Ghasempour, one of the event’s organizers and an assistant professor of electrical and computer engineering, said industry and academia are seeking ways to build on each other’s strengths, namely academia’s ability to grapple with long-term problems and industry’s ability to scale those solutions.
She said the federal cash infusion provided an opportunity for industry to look farther ahead and academia to think through pragmatic near-term problems. “Given the momentum around next-generation networks technology, it is now the best time to revisit and find new ways to collaborate and partner,” she said. “There is a gap in terms of the university-industry collaboration on NextG technology, which we hope to fill with this initiative.”
One of the panels, moderated by Ghasempour, focused on how to leverage the new corporate affiliates program to drive bold new innovations, rather than incremental progress. “Every time we have a breakthrough, every time we have a new disruption, a lot of those ideas come from academia [and] university collaborations,” said Charlie Zhang, Senior Vice President at Samsung Research.
“It is the business disruption that allows innovation to flow,” said Victor Bahl, CTO of Microsoft Azure for Operators.
Zhang said rather than limiting the imaginations of professors and students by imposing short-term goals, industry partners should open a dialogue so that each party plays to their strengths. “Dialogue is the most important thing,” he said.
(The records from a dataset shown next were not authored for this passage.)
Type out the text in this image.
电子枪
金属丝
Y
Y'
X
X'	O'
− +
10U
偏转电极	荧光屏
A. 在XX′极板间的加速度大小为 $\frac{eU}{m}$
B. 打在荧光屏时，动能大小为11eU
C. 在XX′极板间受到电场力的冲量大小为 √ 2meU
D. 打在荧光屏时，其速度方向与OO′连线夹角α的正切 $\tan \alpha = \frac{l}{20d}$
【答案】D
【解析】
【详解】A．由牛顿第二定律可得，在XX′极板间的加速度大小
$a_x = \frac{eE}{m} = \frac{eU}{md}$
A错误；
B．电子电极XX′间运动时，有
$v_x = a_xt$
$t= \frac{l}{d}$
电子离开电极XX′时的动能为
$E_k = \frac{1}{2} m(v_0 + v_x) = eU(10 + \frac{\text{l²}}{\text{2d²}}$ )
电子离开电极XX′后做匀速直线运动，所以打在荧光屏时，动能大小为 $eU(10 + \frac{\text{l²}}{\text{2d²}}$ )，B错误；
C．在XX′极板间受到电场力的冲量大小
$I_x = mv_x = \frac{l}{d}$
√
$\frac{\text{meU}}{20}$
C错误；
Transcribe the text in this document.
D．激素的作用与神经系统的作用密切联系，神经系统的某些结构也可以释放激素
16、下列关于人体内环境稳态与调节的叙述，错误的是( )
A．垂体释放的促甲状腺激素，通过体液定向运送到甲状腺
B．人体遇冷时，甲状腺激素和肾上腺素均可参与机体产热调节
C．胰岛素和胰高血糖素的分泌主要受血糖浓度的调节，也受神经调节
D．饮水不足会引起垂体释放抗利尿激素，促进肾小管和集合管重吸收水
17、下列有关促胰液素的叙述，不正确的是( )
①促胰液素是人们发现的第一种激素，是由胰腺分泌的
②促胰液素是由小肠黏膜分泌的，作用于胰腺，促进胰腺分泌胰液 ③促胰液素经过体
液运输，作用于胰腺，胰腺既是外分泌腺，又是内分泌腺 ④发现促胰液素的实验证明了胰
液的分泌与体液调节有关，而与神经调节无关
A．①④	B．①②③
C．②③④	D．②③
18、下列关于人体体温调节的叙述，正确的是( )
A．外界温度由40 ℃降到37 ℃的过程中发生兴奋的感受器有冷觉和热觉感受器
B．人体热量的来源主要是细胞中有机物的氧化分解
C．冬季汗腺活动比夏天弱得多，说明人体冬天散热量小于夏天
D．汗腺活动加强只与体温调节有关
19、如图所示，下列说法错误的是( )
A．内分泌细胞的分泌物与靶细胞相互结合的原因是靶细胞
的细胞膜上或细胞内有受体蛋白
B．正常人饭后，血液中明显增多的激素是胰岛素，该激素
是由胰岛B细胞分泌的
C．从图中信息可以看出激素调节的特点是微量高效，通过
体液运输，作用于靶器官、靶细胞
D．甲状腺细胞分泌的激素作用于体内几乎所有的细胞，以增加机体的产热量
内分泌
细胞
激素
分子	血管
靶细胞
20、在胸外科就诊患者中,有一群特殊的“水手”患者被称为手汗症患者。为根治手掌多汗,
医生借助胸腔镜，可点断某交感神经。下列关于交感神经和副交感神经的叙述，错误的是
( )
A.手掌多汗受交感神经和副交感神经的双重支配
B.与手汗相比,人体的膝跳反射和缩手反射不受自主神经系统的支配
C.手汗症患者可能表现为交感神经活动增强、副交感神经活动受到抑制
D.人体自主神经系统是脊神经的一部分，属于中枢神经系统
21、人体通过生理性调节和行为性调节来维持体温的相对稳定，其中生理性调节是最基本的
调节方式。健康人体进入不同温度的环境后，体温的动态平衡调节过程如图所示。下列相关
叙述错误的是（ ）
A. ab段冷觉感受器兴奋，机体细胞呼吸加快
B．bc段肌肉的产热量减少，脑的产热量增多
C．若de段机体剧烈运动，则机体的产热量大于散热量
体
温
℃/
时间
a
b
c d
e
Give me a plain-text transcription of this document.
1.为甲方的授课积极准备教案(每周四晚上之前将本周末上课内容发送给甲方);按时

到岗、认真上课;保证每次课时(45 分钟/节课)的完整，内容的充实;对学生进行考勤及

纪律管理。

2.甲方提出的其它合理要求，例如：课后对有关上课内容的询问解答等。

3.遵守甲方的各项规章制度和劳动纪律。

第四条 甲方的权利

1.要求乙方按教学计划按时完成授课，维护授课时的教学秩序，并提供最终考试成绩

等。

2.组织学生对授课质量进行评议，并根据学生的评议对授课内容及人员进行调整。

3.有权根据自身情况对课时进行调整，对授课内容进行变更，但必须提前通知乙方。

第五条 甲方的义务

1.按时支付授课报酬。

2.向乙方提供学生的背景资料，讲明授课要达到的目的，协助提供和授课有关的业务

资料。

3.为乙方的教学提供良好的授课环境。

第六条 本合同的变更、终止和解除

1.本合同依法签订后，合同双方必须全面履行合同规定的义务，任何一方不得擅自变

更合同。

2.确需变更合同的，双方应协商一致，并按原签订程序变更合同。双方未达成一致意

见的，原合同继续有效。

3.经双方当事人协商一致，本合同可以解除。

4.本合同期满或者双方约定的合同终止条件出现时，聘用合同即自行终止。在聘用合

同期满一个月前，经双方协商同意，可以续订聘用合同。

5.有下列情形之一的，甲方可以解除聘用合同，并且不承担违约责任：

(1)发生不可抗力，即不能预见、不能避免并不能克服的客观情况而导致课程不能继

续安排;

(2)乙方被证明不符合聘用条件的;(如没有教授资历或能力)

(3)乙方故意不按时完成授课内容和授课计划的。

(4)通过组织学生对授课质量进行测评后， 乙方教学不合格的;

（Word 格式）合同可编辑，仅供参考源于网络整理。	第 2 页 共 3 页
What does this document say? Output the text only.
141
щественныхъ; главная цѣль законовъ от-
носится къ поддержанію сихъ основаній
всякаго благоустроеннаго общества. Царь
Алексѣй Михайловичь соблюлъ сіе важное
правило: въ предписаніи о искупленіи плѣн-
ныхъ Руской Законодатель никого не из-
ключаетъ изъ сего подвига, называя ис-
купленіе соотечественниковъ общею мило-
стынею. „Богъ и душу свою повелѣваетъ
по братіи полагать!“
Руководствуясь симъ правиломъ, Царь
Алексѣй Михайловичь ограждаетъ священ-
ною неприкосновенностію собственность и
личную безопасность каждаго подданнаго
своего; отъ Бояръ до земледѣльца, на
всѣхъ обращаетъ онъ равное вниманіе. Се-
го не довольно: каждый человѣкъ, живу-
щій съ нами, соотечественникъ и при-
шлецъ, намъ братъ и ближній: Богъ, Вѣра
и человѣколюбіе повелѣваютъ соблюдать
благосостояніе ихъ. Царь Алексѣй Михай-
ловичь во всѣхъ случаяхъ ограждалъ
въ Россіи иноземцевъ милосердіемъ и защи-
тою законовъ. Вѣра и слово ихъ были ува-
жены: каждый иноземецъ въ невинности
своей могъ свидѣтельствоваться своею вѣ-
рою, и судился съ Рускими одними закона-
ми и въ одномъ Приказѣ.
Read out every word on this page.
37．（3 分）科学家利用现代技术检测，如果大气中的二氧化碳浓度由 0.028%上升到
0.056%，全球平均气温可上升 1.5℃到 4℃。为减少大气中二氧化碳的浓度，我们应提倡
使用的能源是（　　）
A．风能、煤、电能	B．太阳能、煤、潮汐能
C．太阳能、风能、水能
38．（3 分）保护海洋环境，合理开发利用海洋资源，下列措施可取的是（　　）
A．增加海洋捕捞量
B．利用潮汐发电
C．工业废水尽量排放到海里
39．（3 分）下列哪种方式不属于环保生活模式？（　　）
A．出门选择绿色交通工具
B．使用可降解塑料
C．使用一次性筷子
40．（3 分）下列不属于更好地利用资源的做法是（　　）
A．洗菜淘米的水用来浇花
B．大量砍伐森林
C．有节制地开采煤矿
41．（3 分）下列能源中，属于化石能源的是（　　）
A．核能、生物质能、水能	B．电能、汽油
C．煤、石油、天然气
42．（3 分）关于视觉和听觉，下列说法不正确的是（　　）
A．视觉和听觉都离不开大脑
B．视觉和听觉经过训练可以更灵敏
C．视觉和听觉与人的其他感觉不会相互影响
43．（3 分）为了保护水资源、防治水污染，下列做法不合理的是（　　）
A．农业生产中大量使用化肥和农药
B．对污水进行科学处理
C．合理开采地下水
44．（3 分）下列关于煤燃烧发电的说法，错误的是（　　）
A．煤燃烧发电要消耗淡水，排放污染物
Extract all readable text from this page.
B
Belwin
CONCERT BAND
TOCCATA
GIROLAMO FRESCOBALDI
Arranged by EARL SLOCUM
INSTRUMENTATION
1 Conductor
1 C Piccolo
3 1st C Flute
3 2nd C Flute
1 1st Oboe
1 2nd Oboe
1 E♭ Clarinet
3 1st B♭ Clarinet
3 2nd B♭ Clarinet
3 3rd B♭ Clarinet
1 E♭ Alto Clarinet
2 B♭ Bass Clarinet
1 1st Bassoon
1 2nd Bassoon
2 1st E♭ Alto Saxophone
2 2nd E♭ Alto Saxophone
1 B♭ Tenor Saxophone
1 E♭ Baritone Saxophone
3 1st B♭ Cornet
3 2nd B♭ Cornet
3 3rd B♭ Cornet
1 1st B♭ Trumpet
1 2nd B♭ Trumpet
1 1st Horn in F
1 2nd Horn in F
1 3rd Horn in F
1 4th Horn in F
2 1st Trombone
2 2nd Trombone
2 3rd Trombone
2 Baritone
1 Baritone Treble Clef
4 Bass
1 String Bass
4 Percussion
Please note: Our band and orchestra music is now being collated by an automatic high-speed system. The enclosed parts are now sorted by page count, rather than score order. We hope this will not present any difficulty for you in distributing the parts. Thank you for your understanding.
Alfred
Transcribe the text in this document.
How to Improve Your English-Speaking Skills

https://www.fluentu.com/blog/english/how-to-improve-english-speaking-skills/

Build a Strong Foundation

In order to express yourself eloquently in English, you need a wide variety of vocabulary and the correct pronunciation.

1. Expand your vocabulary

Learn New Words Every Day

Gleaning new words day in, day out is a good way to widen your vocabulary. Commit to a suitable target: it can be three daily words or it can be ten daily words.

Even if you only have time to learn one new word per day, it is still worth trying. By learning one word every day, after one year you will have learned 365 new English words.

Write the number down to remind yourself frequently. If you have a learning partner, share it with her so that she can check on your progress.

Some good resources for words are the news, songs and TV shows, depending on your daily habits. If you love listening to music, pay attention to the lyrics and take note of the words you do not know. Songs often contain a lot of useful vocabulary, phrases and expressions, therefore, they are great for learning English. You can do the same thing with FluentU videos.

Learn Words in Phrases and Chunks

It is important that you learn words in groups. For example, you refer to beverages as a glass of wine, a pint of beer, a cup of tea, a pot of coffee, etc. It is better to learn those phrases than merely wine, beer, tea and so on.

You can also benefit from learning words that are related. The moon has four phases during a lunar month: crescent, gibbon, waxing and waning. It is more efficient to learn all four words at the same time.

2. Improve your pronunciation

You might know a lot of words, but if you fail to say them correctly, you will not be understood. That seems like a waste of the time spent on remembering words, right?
The other panel, led by Goldsmith, discussed how such collaborations could help “reclaim and retain” U.S. leadership in NextG technologies following an era of slow growth. Goldsmith serves on the President’s Council of Advisors on Science and Technology and attended the signing of the 2022 CHIPS and Science Act.
“U.S. leadership in technology has driven economic prosperity and national security for decades,” she said. “And we’ve never before really been in a situation to lose that dominance until now.” She said a combination of factors led to this decline, especially in the wireless field: a lack of investment, an attenuation of academic interest, and the intellectual silos created by proprietary hardware and software systems for information and communication technology.
But she was bullish about the future. She called the $300 billion legislation the largest investment in science and technology “in a generation or two. And it’s not just throwing money at the problem,” she said. “It’s trying to break down into some of these challenges to really get us back to the forefront of innovation and impact in this area.”